La plateforme Pornhub indique qu’un « incident de cybersécurité récent » impliquant ce prestataire tiers a touché certains comptes Premium, tout en insistant sur le fait qu’aucun mot de passe, donnée de paiement ou identifiant officiel n’a été compromis. Le service précise que l’incident s’est déroulé dans l’environnement de Mixpanel et non dans celui de Pornhub Premium, et rappelle ne plus collaborer avec ce fournisseur depuis 2021. Selon un article spécialisé de Security Affairs, d’autres grandes plateformes technologiques avaient déjà été citées parmi les victimes du même type d’attaque visant ce prestataire d’analytique.
Pour tenter de rassurer, la plateforme de contenus pour adultes affirme avoir lancé une enquête interne, sollicité des spécialistes en cybersécurité et notifié les autorités compétentes ainsi que Mixpanel.

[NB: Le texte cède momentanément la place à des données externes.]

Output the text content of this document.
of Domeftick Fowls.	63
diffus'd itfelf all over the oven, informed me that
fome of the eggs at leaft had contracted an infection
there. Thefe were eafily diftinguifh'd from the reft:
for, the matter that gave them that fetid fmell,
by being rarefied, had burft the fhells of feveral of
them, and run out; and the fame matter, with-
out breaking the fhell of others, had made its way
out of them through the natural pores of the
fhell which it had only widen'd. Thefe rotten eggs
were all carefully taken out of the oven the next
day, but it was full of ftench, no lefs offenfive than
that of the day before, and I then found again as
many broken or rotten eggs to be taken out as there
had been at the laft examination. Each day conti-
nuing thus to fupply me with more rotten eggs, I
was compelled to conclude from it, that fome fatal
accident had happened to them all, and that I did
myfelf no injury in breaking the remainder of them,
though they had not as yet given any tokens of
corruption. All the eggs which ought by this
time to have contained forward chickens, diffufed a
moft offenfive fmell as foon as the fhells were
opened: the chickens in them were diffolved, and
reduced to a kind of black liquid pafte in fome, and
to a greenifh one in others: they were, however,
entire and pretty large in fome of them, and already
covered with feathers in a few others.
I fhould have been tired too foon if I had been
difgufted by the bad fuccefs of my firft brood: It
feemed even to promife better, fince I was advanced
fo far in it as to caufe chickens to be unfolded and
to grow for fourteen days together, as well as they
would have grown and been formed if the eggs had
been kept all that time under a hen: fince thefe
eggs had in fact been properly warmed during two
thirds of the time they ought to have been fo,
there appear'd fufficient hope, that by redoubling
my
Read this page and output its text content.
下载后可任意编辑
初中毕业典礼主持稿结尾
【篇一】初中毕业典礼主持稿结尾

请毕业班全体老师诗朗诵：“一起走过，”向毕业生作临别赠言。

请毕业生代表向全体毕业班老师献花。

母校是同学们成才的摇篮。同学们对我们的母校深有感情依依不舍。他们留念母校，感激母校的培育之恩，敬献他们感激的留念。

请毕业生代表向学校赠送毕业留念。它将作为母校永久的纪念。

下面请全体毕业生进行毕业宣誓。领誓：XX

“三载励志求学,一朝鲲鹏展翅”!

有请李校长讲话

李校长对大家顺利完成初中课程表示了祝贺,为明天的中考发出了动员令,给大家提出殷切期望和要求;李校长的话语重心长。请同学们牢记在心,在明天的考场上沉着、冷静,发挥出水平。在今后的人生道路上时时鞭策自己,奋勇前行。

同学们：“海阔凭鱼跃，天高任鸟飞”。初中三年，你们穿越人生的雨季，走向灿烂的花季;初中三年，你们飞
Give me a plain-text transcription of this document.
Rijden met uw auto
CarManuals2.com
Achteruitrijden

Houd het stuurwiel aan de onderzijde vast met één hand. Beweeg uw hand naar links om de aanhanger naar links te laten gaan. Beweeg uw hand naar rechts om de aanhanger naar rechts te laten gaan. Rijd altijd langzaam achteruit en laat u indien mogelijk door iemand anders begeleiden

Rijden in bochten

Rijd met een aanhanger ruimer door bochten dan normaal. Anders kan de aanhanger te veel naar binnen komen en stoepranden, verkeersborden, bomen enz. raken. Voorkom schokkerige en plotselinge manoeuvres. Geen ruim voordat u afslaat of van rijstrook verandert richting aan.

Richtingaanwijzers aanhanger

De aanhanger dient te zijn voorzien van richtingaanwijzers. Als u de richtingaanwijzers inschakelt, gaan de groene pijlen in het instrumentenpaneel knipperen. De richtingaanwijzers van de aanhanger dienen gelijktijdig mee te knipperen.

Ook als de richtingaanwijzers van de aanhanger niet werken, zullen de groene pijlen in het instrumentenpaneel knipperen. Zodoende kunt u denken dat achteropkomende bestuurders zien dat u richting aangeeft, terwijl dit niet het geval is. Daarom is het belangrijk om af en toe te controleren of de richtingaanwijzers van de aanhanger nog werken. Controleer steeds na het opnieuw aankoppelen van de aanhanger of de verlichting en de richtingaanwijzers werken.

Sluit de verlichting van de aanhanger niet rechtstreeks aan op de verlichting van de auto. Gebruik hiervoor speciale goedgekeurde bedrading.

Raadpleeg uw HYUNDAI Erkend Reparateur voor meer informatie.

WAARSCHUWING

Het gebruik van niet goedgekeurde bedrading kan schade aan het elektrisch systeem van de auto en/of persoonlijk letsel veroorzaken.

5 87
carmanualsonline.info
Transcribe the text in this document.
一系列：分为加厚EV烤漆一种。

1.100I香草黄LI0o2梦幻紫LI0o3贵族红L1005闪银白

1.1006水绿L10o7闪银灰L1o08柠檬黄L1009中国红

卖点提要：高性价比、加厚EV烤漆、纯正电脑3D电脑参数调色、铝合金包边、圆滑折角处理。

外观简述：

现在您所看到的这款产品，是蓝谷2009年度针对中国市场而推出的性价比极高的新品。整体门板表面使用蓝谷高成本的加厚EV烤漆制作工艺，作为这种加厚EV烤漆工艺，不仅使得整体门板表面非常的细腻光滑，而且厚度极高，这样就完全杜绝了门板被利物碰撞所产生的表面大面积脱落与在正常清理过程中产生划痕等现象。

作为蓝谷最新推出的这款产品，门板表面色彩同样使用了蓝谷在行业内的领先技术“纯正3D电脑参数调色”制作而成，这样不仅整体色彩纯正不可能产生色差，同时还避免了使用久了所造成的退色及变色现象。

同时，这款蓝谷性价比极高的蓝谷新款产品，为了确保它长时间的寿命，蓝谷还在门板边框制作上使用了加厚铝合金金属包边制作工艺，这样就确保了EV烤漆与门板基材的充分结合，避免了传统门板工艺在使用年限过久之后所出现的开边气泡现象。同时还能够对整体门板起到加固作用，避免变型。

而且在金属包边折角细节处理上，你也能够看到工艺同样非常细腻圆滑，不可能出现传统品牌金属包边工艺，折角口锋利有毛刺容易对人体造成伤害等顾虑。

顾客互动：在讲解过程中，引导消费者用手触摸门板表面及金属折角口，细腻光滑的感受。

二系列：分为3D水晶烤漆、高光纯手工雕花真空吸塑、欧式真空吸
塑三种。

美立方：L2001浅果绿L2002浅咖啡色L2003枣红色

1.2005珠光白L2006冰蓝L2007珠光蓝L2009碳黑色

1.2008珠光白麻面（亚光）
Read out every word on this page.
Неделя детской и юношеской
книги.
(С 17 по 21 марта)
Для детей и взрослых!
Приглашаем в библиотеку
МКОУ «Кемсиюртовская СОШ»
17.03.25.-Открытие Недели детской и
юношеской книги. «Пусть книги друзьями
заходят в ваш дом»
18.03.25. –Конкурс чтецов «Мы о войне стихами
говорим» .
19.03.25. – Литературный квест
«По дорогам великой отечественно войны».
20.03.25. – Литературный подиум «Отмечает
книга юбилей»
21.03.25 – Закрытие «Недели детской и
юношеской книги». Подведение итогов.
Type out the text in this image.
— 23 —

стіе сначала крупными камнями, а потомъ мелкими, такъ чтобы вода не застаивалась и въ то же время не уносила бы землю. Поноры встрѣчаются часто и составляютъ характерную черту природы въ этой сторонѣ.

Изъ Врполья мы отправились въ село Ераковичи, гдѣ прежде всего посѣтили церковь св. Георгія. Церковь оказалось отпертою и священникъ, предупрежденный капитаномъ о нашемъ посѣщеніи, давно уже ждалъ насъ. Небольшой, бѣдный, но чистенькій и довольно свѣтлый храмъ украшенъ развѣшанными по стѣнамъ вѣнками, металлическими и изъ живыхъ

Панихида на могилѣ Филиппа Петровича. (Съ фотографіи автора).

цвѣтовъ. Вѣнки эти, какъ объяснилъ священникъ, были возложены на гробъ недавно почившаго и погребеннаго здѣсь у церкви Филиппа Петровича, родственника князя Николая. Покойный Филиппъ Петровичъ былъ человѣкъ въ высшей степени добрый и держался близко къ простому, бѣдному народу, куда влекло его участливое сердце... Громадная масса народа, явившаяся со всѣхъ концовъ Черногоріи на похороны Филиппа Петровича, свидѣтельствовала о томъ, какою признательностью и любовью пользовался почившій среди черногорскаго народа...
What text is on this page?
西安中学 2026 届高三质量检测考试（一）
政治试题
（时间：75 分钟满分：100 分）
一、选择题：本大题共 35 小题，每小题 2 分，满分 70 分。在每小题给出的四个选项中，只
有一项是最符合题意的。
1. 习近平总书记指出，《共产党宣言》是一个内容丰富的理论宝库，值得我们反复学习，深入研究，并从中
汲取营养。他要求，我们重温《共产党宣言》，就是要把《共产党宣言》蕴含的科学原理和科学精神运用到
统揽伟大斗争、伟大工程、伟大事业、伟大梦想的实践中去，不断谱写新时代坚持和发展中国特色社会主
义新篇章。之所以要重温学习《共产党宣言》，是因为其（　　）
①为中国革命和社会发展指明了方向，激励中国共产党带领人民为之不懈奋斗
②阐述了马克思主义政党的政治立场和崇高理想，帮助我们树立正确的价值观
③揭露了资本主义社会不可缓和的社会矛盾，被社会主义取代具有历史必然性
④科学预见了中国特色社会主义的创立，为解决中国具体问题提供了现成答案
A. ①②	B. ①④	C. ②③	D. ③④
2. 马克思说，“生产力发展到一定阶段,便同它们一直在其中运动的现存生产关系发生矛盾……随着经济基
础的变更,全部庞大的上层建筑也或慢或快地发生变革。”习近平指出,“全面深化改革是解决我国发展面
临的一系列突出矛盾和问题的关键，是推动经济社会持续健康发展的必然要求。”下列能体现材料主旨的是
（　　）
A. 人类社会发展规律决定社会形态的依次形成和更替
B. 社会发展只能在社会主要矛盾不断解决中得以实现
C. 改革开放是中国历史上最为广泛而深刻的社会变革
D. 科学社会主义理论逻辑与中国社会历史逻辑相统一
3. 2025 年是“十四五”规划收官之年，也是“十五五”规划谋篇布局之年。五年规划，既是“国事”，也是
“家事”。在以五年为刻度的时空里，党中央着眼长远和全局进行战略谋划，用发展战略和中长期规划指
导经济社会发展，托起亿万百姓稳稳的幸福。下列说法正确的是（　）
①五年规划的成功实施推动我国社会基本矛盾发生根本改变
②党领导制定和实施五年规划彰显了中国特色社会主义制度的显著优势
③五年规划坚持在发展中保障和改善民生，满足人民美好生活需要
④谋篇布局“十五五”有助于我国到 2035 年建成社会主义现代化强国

Elle recommande néanmoins aux utilisateurs concernés de rester particulièrement vigilants face à toute activité suspecte, une manière de reconnaître que l’impact réel d’une fuite d’historiques de navigation ne se limite pas aux seuls systèmes techniques. La responsabilité de l’entreprise ne disparaît pas avec la rupture du contrat avec un prestataire si des traces d’anciens utilisateurs circulent encore dans les environnements de ce dernier.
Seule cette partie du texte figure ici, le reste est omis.